Managing Shift Work Sleep Disorder
Shift work sleep disorder (SWSD) can be avoided by working conventional daytime hours. However, many people must work irregular shifts and long hours because of occupational requirements and/or socioeconomic considerations. For example, services provided by health care professionals (e.g., doctors, nurses, paramedics), military personnel, public safety workers (e.g., police officers, fire fighters, security guards), utility workers (e.g., linemen), transportation workers (e.g., airline personnel, bus drivers, taxi drivers), and other occupations (e.g., gas station attendants, waiters/waitresses) often are needed 24 hours per day, 7 days per week.
Also, many companies in the manufacturing industry must operate continuously to be profitable. In some cases, companies pay employees a higher wage to work irregular shifts, which can be very attractive for workers. These companies often conduct surveys and interviews to address the needs and concerns of shift workers.

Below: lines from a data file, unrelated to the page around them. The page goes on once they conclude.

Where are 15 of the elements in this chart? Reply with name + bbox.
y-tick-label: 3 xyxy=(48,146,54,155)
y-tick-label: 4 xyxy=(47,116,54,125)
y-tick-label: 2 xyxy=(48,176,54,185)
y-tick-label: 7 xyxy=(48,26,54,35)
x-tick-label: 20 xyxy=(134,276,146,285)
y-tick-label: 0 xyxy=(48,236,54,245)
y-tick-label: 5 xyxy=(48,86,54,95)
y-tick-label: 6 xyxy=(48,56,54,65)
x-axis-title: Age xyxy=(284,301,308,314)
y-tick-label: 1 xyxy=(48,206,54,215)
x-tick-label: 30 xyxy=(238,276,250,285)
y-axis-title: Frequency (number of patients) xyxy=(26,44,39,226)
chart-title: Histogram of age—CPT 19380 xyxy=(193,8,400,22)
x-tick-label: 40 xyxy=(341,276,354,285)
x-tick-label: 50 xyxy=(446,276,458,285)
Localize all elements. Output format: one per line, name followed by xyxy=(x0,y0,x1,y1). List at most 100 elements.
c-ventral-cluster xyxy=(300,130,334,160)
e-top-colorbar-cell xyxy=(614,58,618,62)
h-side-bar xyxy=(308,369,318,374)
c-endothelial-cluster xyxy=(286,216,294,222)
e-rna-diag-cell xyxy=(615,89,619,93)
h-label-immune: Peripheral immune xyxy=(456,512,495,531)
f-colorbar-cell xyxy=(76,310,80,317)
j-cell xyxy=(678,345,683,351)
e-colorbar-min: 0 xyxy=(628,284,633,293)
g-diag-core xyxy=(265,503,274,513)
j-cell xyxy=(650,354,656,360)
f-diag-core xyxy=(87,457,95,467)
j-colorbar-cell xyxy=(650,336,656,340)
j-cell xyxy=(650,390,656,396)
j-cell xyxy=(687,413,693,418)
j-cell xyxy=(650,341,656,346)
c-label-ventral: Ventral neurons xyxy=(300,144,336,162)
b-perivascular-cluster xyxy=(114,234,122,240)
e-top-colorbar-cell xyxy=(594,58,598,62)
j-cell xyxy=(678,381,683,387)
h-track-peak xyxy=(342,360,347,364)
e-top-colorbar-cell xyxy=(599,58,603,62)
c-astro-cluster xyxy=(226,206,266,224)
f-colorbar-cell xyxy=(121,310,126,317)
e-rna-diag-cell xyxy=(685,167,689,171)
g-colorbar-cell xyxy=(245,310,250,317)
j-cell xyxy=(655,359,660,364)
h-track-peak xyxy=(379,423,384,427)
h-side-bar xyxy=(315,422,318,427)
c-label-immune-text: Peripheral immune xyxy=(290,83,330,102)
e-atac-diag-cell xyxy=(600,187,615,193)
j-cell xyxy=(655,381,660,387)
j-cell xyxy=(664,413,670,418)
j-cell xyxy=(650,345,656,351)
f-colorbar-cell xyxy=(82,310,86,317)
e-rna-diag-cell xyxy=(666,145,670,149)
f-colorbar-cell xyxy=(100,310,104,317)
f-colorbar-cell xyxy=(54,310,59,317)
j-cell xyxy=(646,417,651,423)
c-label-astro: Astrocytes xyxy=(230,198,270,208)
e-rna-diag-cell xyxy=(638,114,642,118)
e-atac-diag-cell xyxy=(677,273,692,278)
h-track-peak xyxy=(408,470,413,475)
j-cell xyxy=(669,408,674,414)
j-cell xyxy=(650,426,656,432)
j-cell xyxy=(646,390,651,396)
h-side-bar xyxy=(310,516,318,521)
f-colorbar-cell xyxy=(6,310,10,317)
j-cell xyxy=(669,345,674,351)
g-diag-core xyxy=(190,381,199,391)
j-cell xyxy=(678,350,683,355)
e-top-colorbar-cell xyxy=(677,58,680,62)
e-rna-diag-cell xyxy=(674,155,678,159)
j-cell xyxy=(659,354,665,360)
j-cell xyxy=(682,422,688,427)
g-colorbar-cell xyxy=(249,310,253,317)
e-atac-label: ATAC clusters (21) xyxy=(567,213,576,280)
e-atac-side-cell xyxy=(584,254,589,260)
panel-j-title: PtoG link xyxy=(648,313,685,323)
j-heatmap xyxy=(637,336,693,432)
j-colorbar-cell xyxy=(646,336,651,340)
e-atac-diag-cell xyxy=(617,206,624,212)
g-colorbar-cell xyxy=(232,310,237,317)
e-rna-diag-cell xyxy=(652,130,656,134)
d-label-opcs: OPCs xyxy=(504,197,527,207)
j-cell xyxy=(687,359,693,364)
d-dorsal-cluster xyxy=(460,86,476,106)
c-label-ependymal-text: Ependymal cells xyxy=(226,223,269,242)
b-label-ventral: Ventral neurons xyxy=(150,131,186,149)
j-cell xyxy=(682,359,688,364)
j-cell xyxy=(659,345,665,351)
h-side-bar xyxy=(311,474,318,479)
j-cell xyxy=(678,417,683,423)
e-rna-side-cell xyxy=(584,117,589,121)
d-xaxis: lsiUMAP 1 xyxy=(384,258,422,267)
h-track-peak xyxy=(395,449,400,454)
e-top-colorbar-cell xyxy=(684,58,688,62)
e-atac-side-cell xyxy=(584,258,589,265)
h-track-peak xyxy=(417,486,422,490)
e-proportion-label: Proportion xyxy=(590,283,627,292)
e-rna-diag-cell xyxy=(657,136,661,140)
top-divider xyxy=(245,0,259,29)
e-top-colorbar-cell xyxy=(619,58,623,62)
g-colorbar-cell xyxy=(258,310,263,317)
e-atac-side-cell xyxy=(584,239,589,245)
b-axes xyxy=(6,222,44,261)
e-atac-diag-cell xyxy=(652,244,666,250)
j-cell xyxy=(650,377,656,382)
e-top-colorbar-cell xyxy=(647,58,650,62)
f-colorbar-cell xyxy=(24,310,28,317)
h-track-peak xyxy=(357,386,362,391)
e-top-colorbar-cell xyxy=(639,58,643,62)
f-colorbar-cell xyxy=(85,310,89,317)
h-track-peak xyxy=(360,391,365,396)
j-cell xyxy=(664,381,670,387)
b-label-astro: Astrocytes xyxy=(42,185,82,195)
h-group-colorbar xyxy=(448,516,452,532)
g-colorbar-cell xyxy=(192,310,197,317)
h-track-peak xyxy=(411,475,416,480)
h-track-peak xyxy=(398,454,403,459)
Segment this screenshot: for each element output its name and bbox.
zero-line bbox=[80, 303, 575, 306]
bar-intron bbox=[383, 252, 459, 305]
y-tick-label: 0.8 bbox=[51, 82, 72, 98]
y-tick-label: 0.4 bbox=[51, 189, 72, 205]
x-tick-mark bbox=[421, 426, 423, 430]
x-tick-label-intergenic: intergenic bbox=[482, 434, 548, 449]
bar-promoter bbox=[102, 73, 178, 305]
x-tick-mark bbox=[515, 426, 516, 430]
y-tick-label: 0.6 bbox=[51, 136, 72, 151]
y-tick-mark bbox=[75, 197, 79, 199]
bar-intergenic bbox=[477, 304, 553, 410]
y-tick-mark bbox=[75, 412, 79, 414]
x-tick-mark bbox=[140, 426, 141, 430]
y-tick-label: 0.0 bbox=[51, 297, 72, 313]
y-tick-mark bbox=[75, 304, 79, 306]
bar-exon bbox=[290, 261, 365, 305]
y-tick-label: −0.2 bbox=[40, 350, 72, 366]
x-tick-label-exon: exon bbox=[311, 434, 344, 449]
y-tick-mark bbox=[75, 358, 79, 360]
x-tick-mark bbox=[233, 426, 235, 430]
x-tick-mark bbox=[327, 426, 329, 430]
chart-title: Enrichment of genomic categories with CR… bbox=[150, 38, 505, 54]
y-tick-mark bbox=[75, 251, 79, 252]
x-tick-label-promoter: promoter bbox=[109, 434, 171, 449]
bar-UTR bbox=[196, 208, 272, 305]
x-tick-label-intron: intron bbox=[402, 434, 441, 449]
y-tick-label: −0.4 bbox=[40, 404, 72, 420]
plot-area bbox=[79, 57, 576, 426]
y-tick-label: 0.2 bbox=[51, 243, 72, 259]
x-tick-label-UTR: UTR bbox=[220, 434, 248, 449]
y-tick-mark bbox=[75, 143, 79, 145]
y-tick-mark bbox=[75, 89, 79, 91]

When shift work is unavoidable, lifestyle changes, such as practicing good sleep hygiene (healthy sleep habits) and taking steps to reduce stress, can help diminish the effects of working irregular hours. Good sleep hygiene involves following a regular sleep schedule; exercising daily (speak with your doctor before beginning an exercise program); eating a healthy diet (may include sleep-inducing foods); and avoiding caffeine, smoking, and alcohol. Stress reduction therapies include meditation, yoga, massage, and biofeedback.
Shift workers should be sure to take short breaks frequently and avoid rotating schedules and long commutes if possible. If you work irregular hours and develop symptoms of shift work sleep disorder, contact your physician or a sleep specialist for diagnosis and treatment.